Derivatives are tradable products. But that are based upon another market. And this other market is known as underlying market. Therefore, derivatives are simpler form in financial security. However, derivatives markets can be based upon any underlying market. It consists of individual stock, stock indexes and currency markets. Check on types of derivative markets.
Definition of Derivative
Derivative is product whose value is derived from asset. It is financial instrument. Because it is contract between two parties. Generally, value of underlying assets keeps changing continuously. It also called bases. Such as equity forex, commodity or any other asset. You can also view derivative examples.
In India derivative segment. It allows trading in equities, currency and commodities. Therefore derivatives can be used for number of purposes. Hence, it can be used for risk management. So there are two types of derivatives instruments. Such as futures and options that are traded on stock exchanges.
Futures contract is very similar to forward contract. Similarly, that future contract also mandate to sale of commodity. Because you can sell future data but at present price. However, future contracts are listed on exchange. You can see features of derivative.
This Mean that exchange is an intermediary. Hence, these contracts are standard. And future contract is an agreement between two parties. Because you can buy or sell an asset at exchange traded contract. Moreover, agreement cannot be modified in any way. View future stocks in market.
Since these contracts are traded on exchange. You need to follow daily settlement procedure. Because, for any gains or losses on this contract given date. And you have to settle on that same day. You need to mention an important point. Hence, in case of futures contract. You do not enter into an agreement with one another.
Index / Stock options
An Option is financial instrument. But that gives holder to engage in future transaction. Therefore, holder is under no obligation to exercise this right. There are two main types of option.

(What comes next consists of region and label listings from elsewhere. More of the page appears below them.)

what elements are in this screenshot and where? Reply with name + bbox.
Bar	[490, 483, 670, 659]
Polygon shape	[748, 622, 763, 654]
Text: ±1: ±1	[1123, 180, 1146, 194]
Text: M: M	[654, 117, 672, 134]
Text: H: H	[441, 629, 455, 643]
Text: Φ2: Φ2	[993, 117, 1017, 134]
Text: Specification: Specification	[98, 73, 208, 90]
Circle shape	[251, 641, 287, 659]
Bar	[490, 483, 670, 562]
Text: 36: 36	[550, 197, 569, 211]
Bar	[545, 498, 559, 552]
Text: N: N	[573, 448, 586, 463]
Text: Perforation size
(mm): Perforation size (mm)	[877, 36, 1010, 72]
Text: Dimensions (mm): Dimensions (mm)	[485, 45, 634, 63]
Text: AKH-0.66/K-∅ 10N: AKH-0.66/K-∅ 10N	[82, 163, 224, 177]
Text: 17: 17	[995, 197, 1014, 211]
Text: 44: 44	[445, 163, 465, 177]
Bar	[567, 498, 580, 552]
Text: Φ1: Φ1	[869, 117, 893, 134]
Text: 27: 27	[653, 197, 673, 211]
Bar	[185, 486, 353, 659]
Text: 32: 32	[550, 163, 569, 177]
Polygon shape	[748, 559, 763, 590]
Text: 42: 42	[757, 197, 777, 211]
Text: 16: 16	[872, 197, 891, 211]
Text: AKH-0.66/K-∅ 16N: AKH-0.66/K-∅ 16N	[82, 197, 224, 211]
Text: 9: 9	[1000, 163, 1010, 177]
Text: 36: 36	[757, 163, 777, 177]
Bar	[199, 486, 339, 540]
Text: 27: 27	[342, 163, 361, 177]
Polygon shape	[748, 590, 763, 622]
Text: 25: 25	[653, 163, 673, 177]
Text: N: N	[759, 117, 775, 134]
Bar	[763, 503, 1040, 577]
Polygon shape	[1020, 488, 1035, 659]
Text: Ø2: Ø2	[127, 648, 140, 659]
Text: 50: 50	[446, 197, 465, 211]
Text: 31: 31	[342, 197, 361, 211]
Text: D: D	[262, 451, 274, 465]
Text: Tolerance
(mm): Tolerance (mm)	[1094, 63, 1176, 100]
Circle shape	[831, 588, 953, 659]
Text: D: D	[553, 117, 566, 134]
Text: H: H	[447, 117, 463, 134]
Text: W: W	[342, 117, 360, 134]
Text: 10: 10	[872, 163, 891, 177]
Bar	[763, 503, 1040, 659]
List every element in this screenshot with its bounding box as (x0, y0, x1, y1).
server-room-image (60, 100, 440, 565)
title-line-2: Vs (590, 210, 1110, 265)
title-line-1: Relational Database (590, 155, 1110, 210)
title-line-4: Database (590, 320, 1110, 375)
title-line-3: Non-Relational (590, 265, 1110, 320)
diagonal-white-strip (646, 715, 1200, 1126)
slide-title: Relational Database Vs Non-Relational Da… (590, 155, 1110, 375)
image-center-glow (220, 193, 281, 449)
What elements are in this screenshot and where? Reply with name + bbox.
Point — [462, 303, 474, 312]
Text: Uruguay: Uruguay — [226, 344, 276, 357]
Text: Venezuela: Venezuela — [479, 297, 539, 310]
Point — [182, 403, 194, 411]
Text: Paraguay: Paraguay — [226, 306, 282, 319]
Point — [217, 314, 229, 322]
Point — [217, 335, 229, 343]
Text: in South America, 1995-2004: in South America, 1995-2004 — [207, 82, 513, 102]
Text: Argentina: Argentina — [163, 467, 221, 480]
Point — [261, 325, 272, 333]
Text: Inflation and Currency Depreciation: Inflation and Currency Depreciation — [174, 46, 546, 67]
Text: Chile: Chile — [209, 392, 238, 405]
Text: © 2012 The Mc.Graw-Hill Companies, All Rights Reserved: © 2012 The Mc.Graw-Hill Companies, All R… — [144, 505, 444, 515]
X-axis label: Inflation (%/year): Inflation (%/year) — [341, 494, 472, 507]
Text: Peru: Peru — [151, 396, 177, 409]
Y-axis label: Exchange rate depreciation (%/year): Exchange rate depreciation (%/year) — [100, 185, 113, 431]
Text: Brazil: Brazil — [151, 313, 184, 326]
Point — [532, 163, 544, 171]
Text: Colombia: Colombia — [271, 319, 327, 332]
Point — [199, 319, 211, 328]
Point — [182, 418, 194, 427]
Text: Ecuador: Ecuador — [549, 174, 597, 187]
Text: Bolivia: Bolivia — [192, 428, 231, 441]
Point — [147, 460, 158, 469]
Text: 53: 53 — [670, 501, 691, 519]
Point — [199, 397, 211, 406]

Such as call and Put. Probably, calls give buyer right, but not obligation. You can check types of option.
You can buy given quantity of underlying asset. But at given price on before future date. However, puts give seller right but not obligation. You can sell given asset at given price before date. Therefore you can buy without obligation. Check derivative market and instruments.
While seller has an obligation if buyer requested to buy or sell. You need to buy or sell security at specified price and time. You can be on long side or short side of put or call option. Like futures, options are also traded on exchange. So, one party has obligation to buy or sell at later date. Whereas other party can make choice.
Currency Derivatives trading was introduced in Indian Financial market. It has launch of currency futures trading in USD INR pair at NSE. And few more currency pairs have also introduced. Therefore, it also introduced in BSE and MCX. Check on types of currency derivatives in market.
However, it derives its value from some underlying asset. It has no independent value. Probably, underlying can be securities, stock market, commodities, bullion or currency. Derivatives are unique products. It helps in hedging portfolio against future risk. You can check on currency derivative examples. Knowing how currency market work is important.
Commodity market that trades in primary economic sector. But in this market raw products are exchanged in market. And also these raw products are traded on commodities exchanges. You can buy and sell in for specified future date. You can also to know characteristics of commodity.
Commodity derivatives market covers various segments. Such as agriculture, metals, coal, and gas. You can increase long term returns and saving. It also helps to transfer risk. However, farmers have used simple form of derivative. So it is simple to trade in commodity market. Check on commodity derivative meaning with examples.
Interest Rate Futures
Interest Rate Future is futures contract. Because, it pays interest with an underlying instrument. It has 10 years coupon bearing GOI security. But this contract is settled by physical delivery of securities. And these securities are entering into electronic book of depository. Check on interest rate futures pricing.
NSDl and CDSL and public debt office of Reserve bank will settle cash. Moreover, interest rate futures market has future price. Check how interest rate future works. Hence, futures interest rates are based on an underlying security. So when you buying an interest rate futures. It will lock in future investment rate.
Finally, derivatives market performs no of economic functions. And also help in transferring risk for future as well as current. It will increase in saving and investment in long term. However, derivatives exchanges acts as an intermediary to all transaction. And also take initial margin from both sides of trade. So it acts as guarantee.